For decades, the US government has let the private sector and the free market do their thing, betting this is the surest way to spur innovation and conjure up the advances needed to keep the American economy on top of the world.
Now, with China ascendant, the approach is starting to change. Washington is taking baby steps towards something closer to central planning—seeking to inspire, guide, and protect advances in key areas like artificial intelligence, biotechnology, and quantum computing.
The latest evidence of a shift in thinking is the final report of the National Security Commission on Artificial Intelligence (NSCAI). The commission was created by the Pentagon in 2018 to study the national security implications of AI and related technologies, and outline a plan to keep the US ahead.
“If we keep things the way they are, China will surpass us,” says Gilman Louie, a venture capitalist who co-founded In-Q-tel, the investment arm of the CIA, and member of the NSCAI. “We lack that national strategy.”
The final version of the report, issued Monday, calls for major changes to the government’s approach to innovation and technology. Recommendations include doubling non-military federal spending on AI research to $32 billion annually by 2026; bolstering the US’s ability to make semiconductors; creating a national AI research network for researchers in academia and industry; boosting efforts to train and retain AI talent; and creating a technology competitiveness council—encompassing AI and other emerging technologies such as biotechnology and quantum computing—under the leadership of vice president.
In another sign of the shift, President Biden last week ordered a review of America’s supply of semiconductors, pharmaceuticals, large-capacity batteries, and rare earth materials. The US relies heavily on China for these products, and a recent shortage of chips has affected the US car industry.
Louie says it isn’t just a question of China catching up in AI; it’s also that the technology will be critical to national interests. “Artificial intelligence is going to be not just a driver of things like the economy and quality of life and national security,” he says. “It will be the thing that nation states are going to want to make sure that they are in control of—and a competitive space for the two largest powers in the world.”
Louie says the US and its allies cannot afford to rely on AI developed by a political and ideological rival like China. “Anybody who knows anything about AI will tell you that it is hard to develop algorithms that do not have your culture imprinted,” Louie says. “Authoritative nations have different priorities than democratically led nations.”

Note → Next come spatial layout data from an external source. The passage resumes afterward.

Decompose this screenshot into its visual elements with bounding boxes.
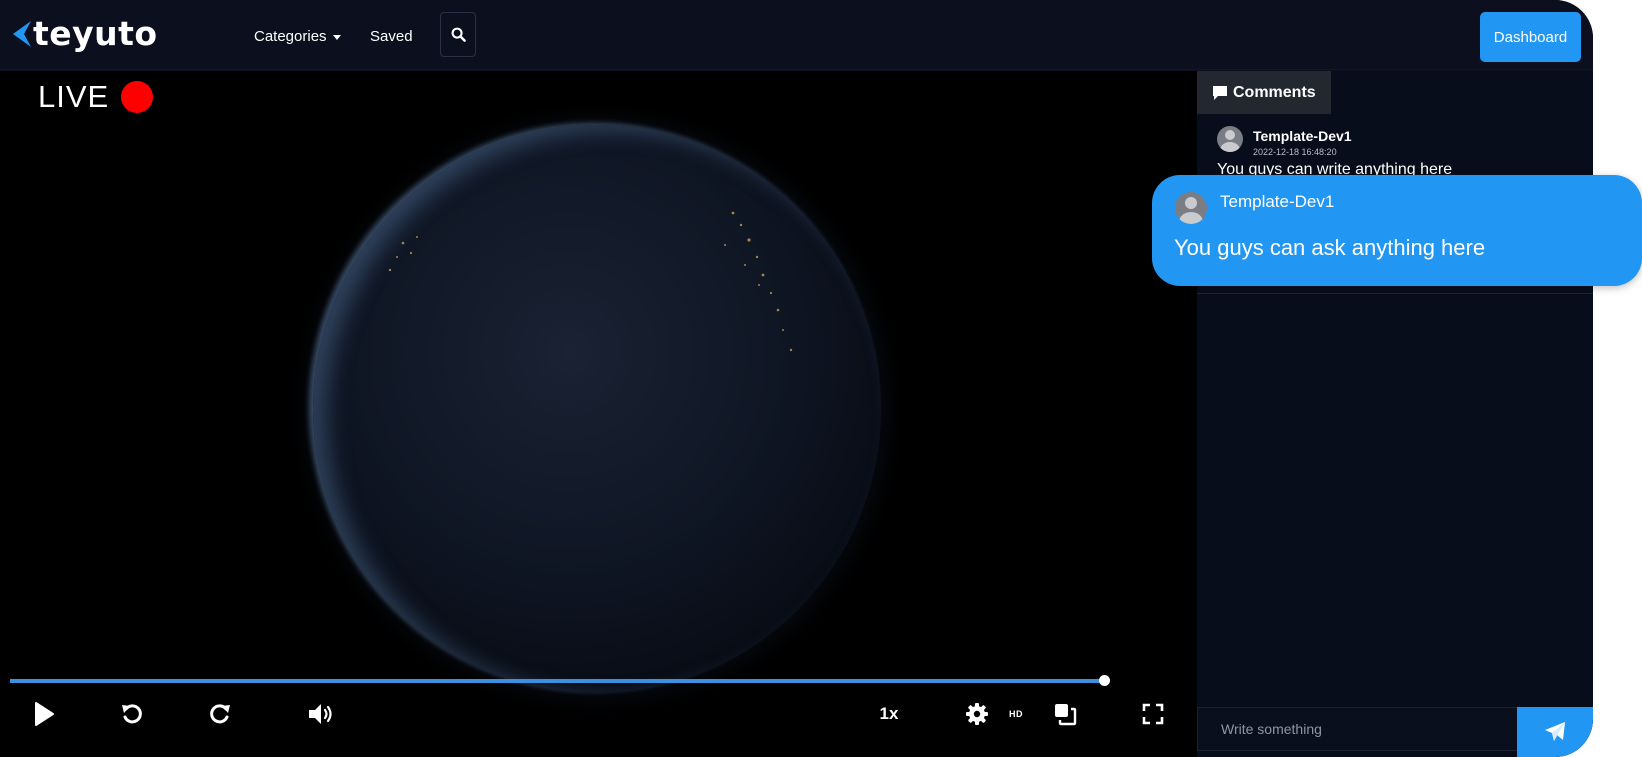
live-dot <box>121 81 154 113</box>
send-button[interactable] <box>1517 707 1593 757</box>
logo-text: teyuto <box>33 14 158 53</box>
progress-fill <box>10 679 1104 683</box>
comment-input-wrap <box>1197 707 1517 751</box>
city-lights <box>388 211 793 352</box>
top-navbar: teyuto Categories Saved Dashboard <box>0 0 1593 70</box>
app-window: teyuto Categories Saved Dashboard LIVE 1… <box>0 0 1593 757</box>
logo-arrow-icon <box>13 21 31 47</box>
live-indicator: LIVE <box>38 79 154 115</box>
forward-icon <box>210 704 230 724</box>
logo[interactable]: teyuto <box>11 14 158 54</box>
highlighted-comment-bubble: Template-Dev1 You guys can ask anything … <box>1152 175 1642 286</box>
progress-handle[interactable] <box>1099 675 1110 686</box>
comment-timestamp: 2022-12-18 16:48:20 <box>1253 147 1337 157</box>
caret-down-icon <box>332 34 341 40</box>
avatar <box>1175 192 1207 224</box>
tab-comments[interactable]: Comments <box>1197 71 1331 114</box>
nav-saved-label: Saved <box>370 28 413 45</box>
bubble-username: Template-Dev1 <box>1220 192 1335 211</box>
nav-categories[interactable]: Categories <box>254 27 341 47</box>
volume-button[interactable] <box>306 698 336 730</box>
search-button[interactable] <box>440 12 476 57</box>
fullscreen-icon <box>1142 703 1164 725</box>
pip-icon <box>1055 704 1077 726</box>
avatar <box>1217 126 1243 152</box>
rewind-button[interactable] <box>118 698 146 730</box>
comment-input[interactable] <box>1198 708 1517 750</box>
comment-item: Template-Dev1 2022-12-18 16:48:20 You gu… <box>1217 126 1577 178</box>
forward-button[interactable] <box>206 698 234 730</box>
progress-bar[interactable] <box>10 675 1110 686</box>
speed-button[interactable]: 1x <box>876 698 902 730</box>
settings-button[interactable] <box>964 698 990 730</box>
video-player[interactable]: LIVE 1x HD <box>0 71 1197 757</box>
comments-panel: Comments Template-Dev1 2022-12-18 16:48:… <box>1197 71 1593 757</box>
earth-video-frame <box>313 125 881 693</box>
play-button[interactable] <box>32 698 56 730</box>
tab-comments-label: Comments <box>1233 83 1316 101</box>
send-icon <box>1545 722 1565 741</box>
settings-icon <box>966 703 988 725</box>
nav-saved[interactable]: Saved <box>370 27 413 47</box>
divider <box>1197 293 1593 294</box>
comment-icon <box>1213 85 1227 100</box>
rewind-icon <box>122 704 142 724</box>
pip-button[interactable] <box>1052 698 1078 730</box>
fullscreen-button[interactable] <box>1140 698 1166 730</box>
search-icon <box>451 27 466 42</box>
comment-username: Template-Dev1 <box>1253 128 1352 144</box>
dashboard-button[interactable]: Dashboard <box>1480 12 1581 62</box>
volume-icon <box>309 704 332 724</box>
play-icon <box>35 702 54 726</box>
hd-button[interactable]: HD <box>1008 698 1024 730</box>
nav-categories-label: Categories <box>254 28 327 45</box>
live-label: LIVE <box>38 79 110 114</box>
bubble-text: You guys can ask anything here <box>1174 235 1486 260</box>
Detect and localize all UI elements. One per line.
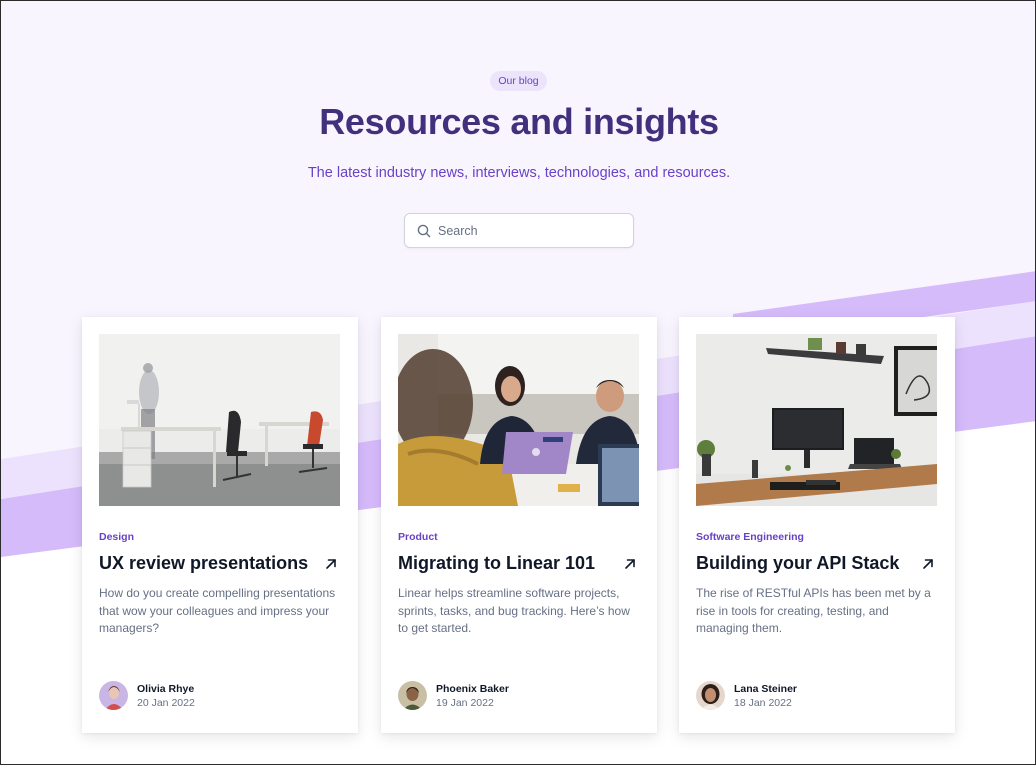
card-author: Olivia Rhye 20 Jan 2022 [99,681,195,710]
card-description: Linear helps streamline software project… [398,586,630,635]
search-icon [417,224,431,238]
card-category[interactable]: Design [99,531,134,543]
search-box[interactable] [404,213,634,248]
search-input[interactable] [438,223,618,238]
post-date: 18 Jan 2022 [734,696,792,709]
arrow-up-right-icon[interactable] [623,557,637,571]
author-name: Olivia Rhye [137,682,195,695]
blog-page: Our blog Resources and insights The late… [0,0,1036,765]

The idea of the government guiding technological or economic progress through industrial policy has been out of vogue in the US for decades. But that is changing due to the competitive threat posed by a nation with a huge economy, a rising domestic tech industry, and government strategy that emphasizes technological progress and dominance. Critics of China also point to rules requiring US companies to share technology and state-sponsored espionage.
Countering China was a focus of the Trump administration, which took aggressive measures against Chinese companies such as Huawei and TikTok. Biden has proceeded less forcefully, but also appears intent on addressing China.
Some quarters of industry are calling for more government help. On February 11, the Semiconductor Industry Association asked the president to increase funding for semiconductor manufacturing. The letter notes that America’s share of global chip manufacturing has dropped to 12 percent, from 37 percent in 1990. “Our technology leadership is at risk in the race for preeminence in the technologies of the future,” including artificial intelligence, advanced cell networks, and quantum computing,” the association wrote.